The vast majority of people quarantined, though, were sailors, soldiers, and fishermen who had to move back and forth across the Mediterranean. These people were crammed into tiny rooms, and they had to stay there for weeks. This would have been almost unbearable, and you get glimpses of it even in accounts written by very rich people. One such traveler, for example, who could pay for private lodging at a quarantine station at the Austrian frontier, casually mentioned seeing a crowd of 300 peasants crossing from the Ottoman Empire who couldn’t afford to rent any kind of shelter and had to camp outside in freezing weather for 10 days while wearing clothes that had been ‘fumigated’ by dipping them in cold water.

In his review of your book, David Barnes, associate professor of history and sociology of science at Penn, says the book ‘delves deeply into one of the great questions of the 19th century, and indeed of our own age: What are the responsibilities of the modern state?’ What did you find those responsibilities are?

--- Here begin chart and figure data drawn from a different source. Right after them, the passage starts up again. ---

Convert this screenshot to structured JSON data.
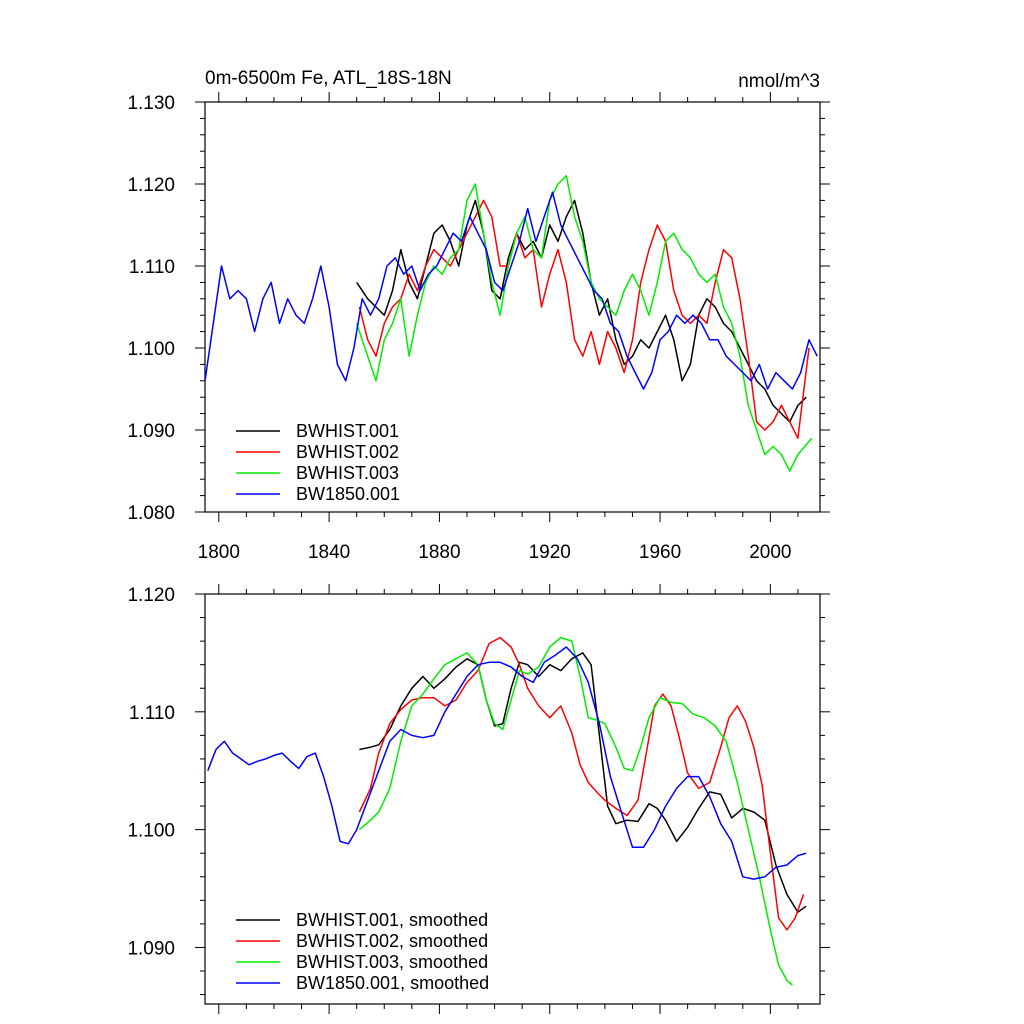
{
  "chart_data": [
    {
      "type": "line",
      "title": "0m-6500m Fe, ATL_18S-18N",
      "units": "nmol/m^3",
      "xlabel": "",
      "ylabel": "",
      "xlim": [
        1795,
        2018
      ],
      "ylim": [
        1.08,
        1.13
      ],
      "xticks": [
        1800,
        1840,
        1880,
        1920,
        1960,
        2000
      ],
      "xtick_labels": [
        "1800",
        "1840",
        "1880",
        "1920",
        "1960",
        "2000"
      ],
      "yticks": [
        1.08,
        1.09,
        1.1,
        1.11,
        1.12,
        1.13
      ],
      "ytick_labels": [
        "1.080",
        "1.090",
        "1.100",
        "1.110",
        "1.120",
        "1.130"
      ],
      "legend_position": "bottom-left",
      "series": [
        {
          "name": "BWHIST.001",
          "color": "#000000",
          "x": [
            1850,
            1854,
            1857,
            1860,
            1863,
            1866,
            1869,
            1872,
            1875,
            1878,
            1881,
            1884,
            1887,
            1890,
            1893,
            1896,
            1899,
            1902,
            1905,
            1908,
            1911,
            1914,
            1917,
            1920,
            1923,
            1926,
            1929,
            1932,
            1935,
            1938,
            1941,
            1944,
            1947,
            1950,
            1953,
            1956,
            1959,
            1962,
            1965,
            1968,
            1971,
            1974,
            1977,
            1980,
            1983,
            1986,
            1989,
            1992,
            1995,
            1998,
            2001,
            2004,
            2007,
            2010,
            2013
          ],
          "y": [
            1.108,
            1.106,
            1.105,
            1.104,
            1.107,
            1.112,
            1.108,
            1.106,
            1.11,
            1.114,
            1.115,
            1.113,
            1.11,
            1.115,
            1.118,
            1.114,
            1.107,
            1.106,
            1.111,
            1.114,
            1.112,
            1.113,
            1.111,
            1.115,
            1.113,
            1.116,
            1.118,
            1.114,
            1.108,
            1.104,
            1.106,
            1.101,
            1.098,
            1.099,
            1.101,
            1.1,
            1.102,
            1.104,
            1.101,
            1.096,
            1.098,
            1.104,
            1.106,
            1.105,
            1.103,
            1.102,
            1.1,
            1.098,
            1.096,
            1.095,
            1.093,
            1.092,
            1.091,
            1.093,
            1.094
          ]
        },
        {
          "name": "BWHIST.002",
          "color": "#ff0000",
          "x": [
            1851,
            1854,
            1857,
            1860,
            1863,
            1866,
            1869,
            1872,
            1875,
            1878,
            1881,
            1884,
            1887,
            1890,
            1893,
            1896,
            1899,
            1902,
            1905,
            1908,
            1911,
            1914,
            1917,
            1920,
            1923,
            1926,
            1929,
            1932,
            1935,
            1938,
            1941,
            1944,
            1947,
            1950,
            1953,
            1956,
            1959,
            1962,
            1965,
            1968,
            1971,
            1974,
            1977,
            1980,
            1983,
            1986,
            1989,
            1992,
            1995,
            1998,
            2001,
            2004,
            2007,
            2010,
            2014
          ],
          "y": [
            1.105,
            1.101,
            1.099,
            1.103,
            1.105,
            1.106,
            1.109,
            1.107,
            1.11,
            1.112,
            1.111,
            1.11,
            1.112,
            1.114,
            1.116,
            1.118,
            1.116,
            1.11,
            1.11,
            1.114,
            1.111,
            1.112,
            1.105,
            1.109,
            1.112,
            1.108,
            1.101,
            1.099,
            1.102,
            1.098,
            1.102,
            1.1,
            1.097,
            1.101,
            1.108,
            1.112,
            1.115,
            1.113,
            1.107,
            1.104,
            1.103,
            1.104,
            1.103,
            1.108,
            1.112,
            1.111,
            1.106,
            1.099,
            1.091,
            1.09,
            1.091,
            1.093,
            1.091,
            1.089,
            1.1
          ]
        },
        {
          "name": "BWHIST.003",
          "color": "#00ee00",
          "x": [
            1850,
            1854,
            1857,
            1860,
            1863,
            1866,
            1869,
            1872,
            1875,
            1878,
            1881,
            1884,
            1887,
            1890,
            1893,
            1896,
            1899,
            1902,
            1905,
            1908,
            1911,
            1914,
            1917,
            1920,
            1923,
            1926,
            1929,
            1932,
            1935,
            1938,
            1941,
            1944,
            1947,
            1950,
            1953,
            1956,
            1959,
            1962,
            1965,
            1968,
            1971,
            1974,
            1977,
            1980,
            1983,
            1986,
            1989,
            1992,
            1995,
            1998,
            2001,
            2004,
            2007,
            2010,
            2015
          ],
          "y": [
            1.103,
            1.099,
            1.096,
            1.101,
            1.103,
            1.106,
            1.099,
            1.104,
            1.108,
            1.11,
            1.109,
            1.111,
            1.112,
            1.118,
            1.12,
            1.114,
            1.108,
            1.104,
            1.11,
            1.114,
            1.116,
            1.112,
            1.111,
            1.118,
            1.12,
            1.121,
            1.116,
            1.113,
            1.108,
            1.106,
            1.105,
            1.104,
            1.107,
            1.109,
            1.107,
            1.104,
            1.108,
            1.113,
            1.114,
            1.112,
            1.111,
            1.109,
            1.108,
            1.109,
            1.105,
            1.103,
            1.099,
            1.093,
            1.09,
            1.087,
            1.088,
            1.087,
            1.085,
            1.087,
            1.089
          ]
        },
        {
          "name": "BW1850.001",
          "color": "#0000ff",
          "x": [
            1795,
            1798,
            1801,
            1804,
            1807,
            1810,
            1813,
            1816,
            1819,
            1822,
            1825,
            1828,
            1831,
            1834,
            1837,
            1840,
            1843,
            1846,
            1849,
            1852,
            1855,
            1858,
            1861,
            1864,
            1867,
            1870,
            1873,
            1876,
            1879,
            1882,
            1885,
            1888,
            1891,
            1894,
            1897,
            1900,
            1903,
            1906,
            1909,
            1912,
            1915,
            1918,
            1921,
            1924,
            1927,
            1930,
            1933,
            1936,
            1939,
            1942,
            1945,
            1948,
            1951,
            1954,
            1957,
            1960,
            1963,
            1966,
            1969,
            1972,
            1975,
            1978,
            1981,
            1984,
            1987,
            1990,
            1993,
            1996,
            1999,
            2002,
            2005,
            2008,
            2011,
            2014,
            2017
          ],
          "y": [
            1.096,
            1.103,
            1.11,
            1.106,
            1.107,
            1.106,
            1.102,
            1.106,
            1.108,
            1.103,
            1.106,
            1.104,
            1.103,
            1.106,
            1.11,
            1.105,
            1.098,
            1.096,
            1.1,
            1.106,
            1.104,
            1.106,
            1.11,
            1.111,
            1.109,
            1.11,
            1.107,
            1.109,
            1.11,
            1.112,
            1.114,
            1.113,
            1.116,
            1.114,
            1.112,
            1.108,
            1.107,
            1.11,
            1.113,
            1.117,
            1.113,
            1.116,
            1.119,
            1.115,
            1.113,
            1.111,
            1.109,
            1.107,
            1.106,
            1.103,
            1.102,
            1.099,
            1.097,
            1.095,
            1.097,
            1.101,
            1.102,
            1.104,
            1.103,
            1.104,
            1.103,
            1.101,
            1.101,
            1.099,
            1.098,
            1.097,
            1.096,
            1.098,
            1.095,
            1.097,
            1.096,
            1.095,
            1.097,
            1.101,
            1.099
          ]
        }
      ]
    },
    {
      "type": "line",
      "title": "",
      "xlabel": "",
      "ylabel": "",
      "xlim": [
        1795,
        2018
      ],
      "ylim": [
        1.0852,
        1.12
      ],
      "xticks": [
        1800,
        1840,
        1880,
        1920,
        1960,
        2000
      ],
      "xtick_labels": [],
      "yticks": [
        1.09,
        1.1,
        1.11,
        1.12
      ],
      "ytick_labels": [
        "1.090",
        "1.100",
        "1.110",
        "1.120"
      ],
      "legend_position": "bottom-left",
      "series": [
        {
          "name": "BWHIST.001, smoothed",
          "color": "#000000",
          "x": [
            1851,
            1855,
            1858,
            1862,
            1866,
            1870,
            1874,
            1878,
            1882,
            1886,
            1890,
            1894,
            1897,
            1900,
            1903,
            1906,
            1909,
            1912,
            1916,
            1920,
            1924,
            1928,
            1932,
            1935,
            1938,
            1941,
            1944,
            1948,
            1952,
            1956,
            1959,
            1962,
            1966,
            1970,
            1974,
            1978,
            1982,
            1986,
            1990,
            1994,
            1998,
            2002,
            2006,
            2010,
            2013
          ],
          "y": [
            1.1068,
            1.107,
            1.1072,
            1.1085,
            1.1105,
            1.112,
            1.113,
            1.112,
            1.1128,
            1.1138,
            1.1145,
            1.114,
            1.111,
            1.1088,
            1.109,
            1.112,
            1.1142,
            1.114,
            1.113,
            1.114,
            1.1135,
            1.1145,
            1.115,
            1.114,
            1.108,
            1.102,
            1.1005,
            1.1008,
            1.1007,
            1.1022,
            1.1018,
            1.1008,
            1.099,
            1.1002,
            1.1018,
            1.1032,
            1.103,
            1.101,
            1.1018,
            1.1015,
            1.1008,
            1.097,
            1.0945,
            1.093,
            1.0935
          ]
        },
        {
          "name": "BWHIST.002, smoothed",
          "color": "#ff0000",
          "x": [
            1851,
            1855,
            1858,
            1862,
            1866,
            1870,
            1874,
            1878,
            1882,
            1886,
            1890,
            1894,
            1898,
            1902,
            1906,
            1909,
            1912,
            1916,
            1920,
            1924,
            1928,
            1931,
            1934,
            1937,
            1940,
            1944,
            1948,
            1952,
            1955,
            1958,
            1961,
            1964,
            1967,
            1970,
            1974,
            1978,
            1982,
            1985,
            1988,
            1991,
            1994,
            1997,
            2000,
            2003,
            2006,
            2009,
            2012
          ],
          "y": [
            1.1015,
            1.1035,
            1.1065,
            1.109,
            1.1102,
            1.111,
            1.1112,
            1.1112,
            1.1105,
            1.111,
            1.1125,
            1.1135,
            1.1158,
            1.1163,
            1.1155,
            1.114,
            1.112,
            1.1105,
            1.1095,
            1.1105,
            1.1082,
            1.1055,
            1.104,
            1.1032,
            1.1025,
            1.1018,
            1.1012,
            1.1025,
            1.1065,
            1.1105,
            1.1115,
            1.1105,
            1.1078,
            1.1048,
            1.1035,
            1.104,
            1.107,
            1.1095,
            1.1105,
            1.1092,
            1.107,
            1.1038,
            1.098,
            1.0925,
            1.0915,
            1.0925,
            1.0945
          ]
        },
        {
          "name": "BWHIST.003, smoothed",
          "color": "#00ee00",
          "x": [
            1851,
            1855,
            1858,
            1862,
            1866,
            1870,
            1874,
            1878,
            1882,
            1886,
            1890,
            1894,
            1897,
            1900,
            1903,
            1906,
            1909,
            1912,
            1916,
            1920,
            1924,
            1928,
            1931,
            1934,
            1937,
            1940,
            1944,
            1947,
            1950,
            1953,
            1956,
            1960,
            1964,
            1968,
            1972,
            1976,
            1980,
            1984,
            1988,
            1992,
            1996,
            2000,
            2003,
            2006,
            2008
          ],
          "y": [
            1.1,
            1.1008,
            1.1015,
            1.1035,
            1.1075,
            1.1105,
            1.1115,
            1.1128,
            1.114,
            1.1145,
            1.115,
            1.114,
            1.111,
            1.109,
            1.1085,
            1.111,
            1.1135,
            1.1132,
            1.1138,
            1.1155,
            1.1163,
            1.116,
            1.113,
            1.1095,
            1.1093,
            1.109,
            1.107,
            1.1052,
            1.105,
            1.107,
            1.1095,
            1.1112,
            1.1108,
            1.1107,
            1.1098,
            1.1095,
            1.1088,
            1.1075,
            1.104,
            1.1,
            1.096,
            1.0915,
            1.0885,
            1.0872,
            1.0868
          ]
        },
        {
          "name": "BW1850.001, smoothed",
          "color": "#0000ff",
          "x": [
            1796,
            1799,
            1802,
            1805,
            1808,
            1811,
            1814,
            1817,
            1820,
            1823,
            1826,
            1829,
            1832,
            1835,
            1838,
            1841,
            1844,
            1847,
            1850,
            1854,
            1858,
            1862,
            1866,
            1870,
            1874,
            1878,
            1882,
            1886,
            1890,
            1894,
            1898,
            1902,
            1906,
            1910,
            1914,
            1918,
            1922,
            1926,
            1930,
            1934,
            1938,
            1942,
            1946,
            1950,
            1954,
            1958,
            1962,
            1966,
            1970,
            1974,
            1978,
            1982,
            1986,
            1990,
            1994,
            1998,
            2002,
            2006,
            2010,
            2013
          ],
          "y": [
            1.105,
            1.1068,
            1.1075,
            1.1065,
            1.106,
            1.1055,
            1.1058,
            1.106,
            1.1063,
            1.1065,
            1.1058,
            1.1052,
            1.1062,
            1.1065,
            1.1045,
            1.102,
            1.099,
            1.0988,
            1.1,
            1.1025,
            1.105,
            1.1075,
            1.1085,
            1.108,
            1.1078,
            1.108,
            1.11,
            1.1115,
            1.113,
            1.114,
            1.1142,
            1.1142,
            1.1138,
            1.113,
            1.1125,
            1.1142,
            1.1148,
            1.1155,
            1.1145,
            1.1125,
            1.109,
            1.1045,
            1.1015,
            1.0985,
            1.0985,
            1.1,
            1.102,
            1.1035,
            1.1045,
            1.1045,
            1.1028,
            1.1005,
            1.099,
            1.096,
            1.0958,
            1.096,
            1.0968,
            1.097,
            1.0978,
            1.098
          ]
        }
      ]
    }
  ]
}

Quarantine is really the oldest precedent that the government needed to invest itself in the health of the nation as a whole, that putting money from taxation behind a medical measure was legitimate. So, it’s a crucial precedent for our modern understanding that the state should be responsible for public health, for the wellbeing of its citizens. Also: Long before there were passport control lines, quarantine constituted a major border regime. There are many ways this system shaped our understanding of what modern states should do.

What can governments today take from what Britain and its Mediterranean trading partners did?

I think my work shows that quarantine policy worked most effectively when politicians stayed out of the way. For the most part, the boards of health that ran the lazarettos [quarantine stations] had professional integrity that enabled the system to function.

All told, quarantine practices and debates contributed to the idea that medicine formed its own sphere of expertise where professionals should be in charge. That’s certainly a relevant lesson today, especially in the United States. Equally important: Quarantine can easily reinforce racism and stereotypes. When the practice is necessary, we need to think about way it can be applied as universally, equally, and sensitively as possible.

How does your research inform what is happening now?

From reading a huge number of travel narratives about quarantine, I have some pretty good ideas about how people have dealt with long periods of medical isolation. It’s a different kind of routine, a change of pace that take some adjusting to, and especially if we can disengage from the 24/7 news cycle—something I’m finding pretty hard to do in these days of coronavirus—social distancing could be more manageable.”

Benjamin Disraeli, way before he was prime minister of the United Kingdom, traveled to the Eastern Mediterranean in his 20s, and when he came back to Western Europe he was quarantined for several weeks. Despite having complained to his father about how much he was dreading this, Disraeli spent the time finishing writing a novel and later claimed that reading old newspapers that were lying around the Lazaretto of Malta is what made him ‘understand politics.’

So, as we seclude ourselves from normal life more than we ever have before, if we want to learn from the travelers who experienced quarantine two hundred years ago, we should think about how important it is to develop routines and cultivate small pleasures. I’ve been cooking a lot, and it makes me remember one traveler who said that in quarantine, eating dinner was the ‘great event of the day.’ In many of the travel narratives I’ve read, quarantine was something people didn’t hate as much as they thought they would, which is something optimistic we can take from that time.